During spermiogenesis, the nuclei of haploid spermatids will be condensed through the replacement of nucleosomes with protamines in a genome-wide fashion. Nevertheless, a fraction of nucleosomes remains associated with sperm genome. The biological significance of this phenomenon is still elusive and has been actively debated [96]. For example, while some studies reported that the remained nucleosomes are preferentially enriched at promoter regions and exons in mouse sperms [97] and at loci of developmental importance in human sperms [98], other studies demonstrated that the retained nucleosomes are significantly enriched within distal gene-poor regions and are significantly depleted in promoters of developmental importance [99, 100]. Besides, an evenly distributed form of nucleosomes alongside the whole genome of human sperm with only a small proportion of enrichment within the transcriptional start sites was also observed [101].

During spermatid elongation, the histone variants work cooperatively, thus guaranteeing the production of mature sperm with normal functions.

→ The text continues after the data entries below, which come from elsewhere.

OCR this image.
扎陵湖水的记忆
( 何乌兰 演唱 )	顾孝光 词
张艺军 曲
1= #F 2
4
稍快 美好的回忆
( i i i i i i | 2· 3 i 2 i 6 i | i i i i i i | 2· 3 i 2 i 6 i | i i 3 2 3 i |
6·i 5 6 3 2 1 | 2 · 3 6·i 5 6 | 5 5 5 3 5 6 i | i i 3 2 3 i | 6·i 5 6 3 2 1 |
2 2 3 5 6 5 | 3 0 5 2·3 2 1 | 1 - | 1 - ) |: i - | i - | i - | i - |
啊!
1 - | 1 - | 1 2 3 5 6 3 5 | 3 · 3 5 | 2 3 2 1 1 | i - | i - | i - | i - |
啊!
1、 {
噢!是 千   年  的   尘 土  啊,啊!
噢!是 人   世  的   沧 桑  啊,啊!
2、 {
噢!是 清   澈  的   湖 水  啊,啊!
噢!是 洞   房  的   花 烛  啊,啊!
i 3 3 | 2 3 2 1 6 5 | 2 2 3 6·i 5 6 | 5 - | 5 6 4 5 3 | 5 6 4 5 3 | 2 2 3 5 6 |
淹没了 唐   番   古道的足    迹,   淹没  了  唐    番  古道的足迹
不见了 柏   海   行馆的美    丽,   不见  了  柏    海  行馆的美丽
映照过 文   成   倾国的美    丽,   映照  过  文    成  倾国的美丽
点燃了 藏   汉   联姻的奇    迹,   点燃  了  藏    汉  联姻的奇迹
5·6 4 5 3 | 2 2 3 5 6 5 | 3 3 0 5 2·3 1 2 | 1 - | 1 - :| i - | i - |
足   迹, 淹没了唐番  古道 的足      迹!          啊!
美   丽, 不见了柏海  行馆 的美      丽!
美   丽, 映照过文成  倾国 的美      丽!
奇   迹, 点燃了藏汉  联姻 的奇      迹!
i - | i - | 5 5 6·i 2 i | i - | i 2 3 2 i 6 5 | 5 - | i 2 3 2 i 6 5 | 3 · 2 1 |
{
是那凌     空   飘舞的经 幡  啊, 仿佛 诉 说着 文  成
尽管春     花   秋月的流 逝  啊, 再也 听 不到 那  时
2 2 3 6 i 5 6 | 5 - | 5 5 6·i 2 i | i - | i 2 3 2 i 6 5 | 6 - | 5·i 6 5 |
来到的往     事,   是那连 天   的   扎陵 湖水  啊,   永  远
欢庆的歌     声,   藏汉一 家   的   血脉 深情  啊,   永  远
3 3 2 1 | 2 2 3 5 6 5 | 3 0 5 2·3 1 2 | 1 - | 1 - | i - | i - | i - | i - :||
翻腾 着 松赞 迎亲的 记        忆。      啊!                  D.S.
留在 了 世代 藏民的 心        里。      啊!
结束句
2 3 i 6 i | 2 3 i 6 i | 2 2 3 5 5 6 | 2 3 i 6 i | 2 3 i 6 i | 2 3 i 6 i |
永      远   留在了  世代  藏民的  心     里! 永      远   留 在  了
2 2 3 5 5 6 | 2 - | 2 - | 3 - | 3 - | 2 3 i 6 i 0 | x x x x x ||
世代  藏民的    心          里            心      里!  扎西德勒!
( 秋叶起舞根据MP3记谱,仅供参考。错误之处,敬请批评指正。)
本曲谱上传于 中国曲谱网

For example, H1T2 is critical for the formation of acrosomes, whose deletion will result in a greatly reduced fertility because of abnormal spermatid elongation as well as defective DNA condensation [102, 103]. Moreover, H1SL1, H3.3, and H3.5 could all promote the condensation of chromosomes, ensuring the regular exchange of histones and protamines [81, 83, 104].

5. Conclusion

As the transmission mediator of hereditary information, gametes have been attracting the attention of scientists all these years. In particular, epigenetic regulation patterns are investigated extensively and much progress has been made in this field. Now, it is more and more clear about the epigenetic modification controls during the process of ESCs to PGCs, yet the regulation mechanisms during spermatogenesis are still elusive. Nevertheless, our understanding of the epigenetic mechanisms during the whole process of ESC development and spermatogenesis is still preliminary to some extent, and we know it for sure that a deeper understanding about these regulations will contribute greatly to the study of spermatogenesis. Besides, we should note that PGC differentiation from ESCs is only an in vitro reconstitution system, which is used as a platform for reconstitution of male or female haploid germ cell development [105109] and for epigenome studies in germ cell specification [19, 66].

Competing Interests

The authors declare that there is no conflict of interests regarding the publication of this paper.

Acknowledgments

The China National Basic Research Program (2016YFA0100203), the Program of National Natural Science Foundation of China (31272518 and 31572399), National High Technology Research and Development Program of China (SS2014AA021605), and the Program of the Shaanxi Province (2015NY157) have funded the paper.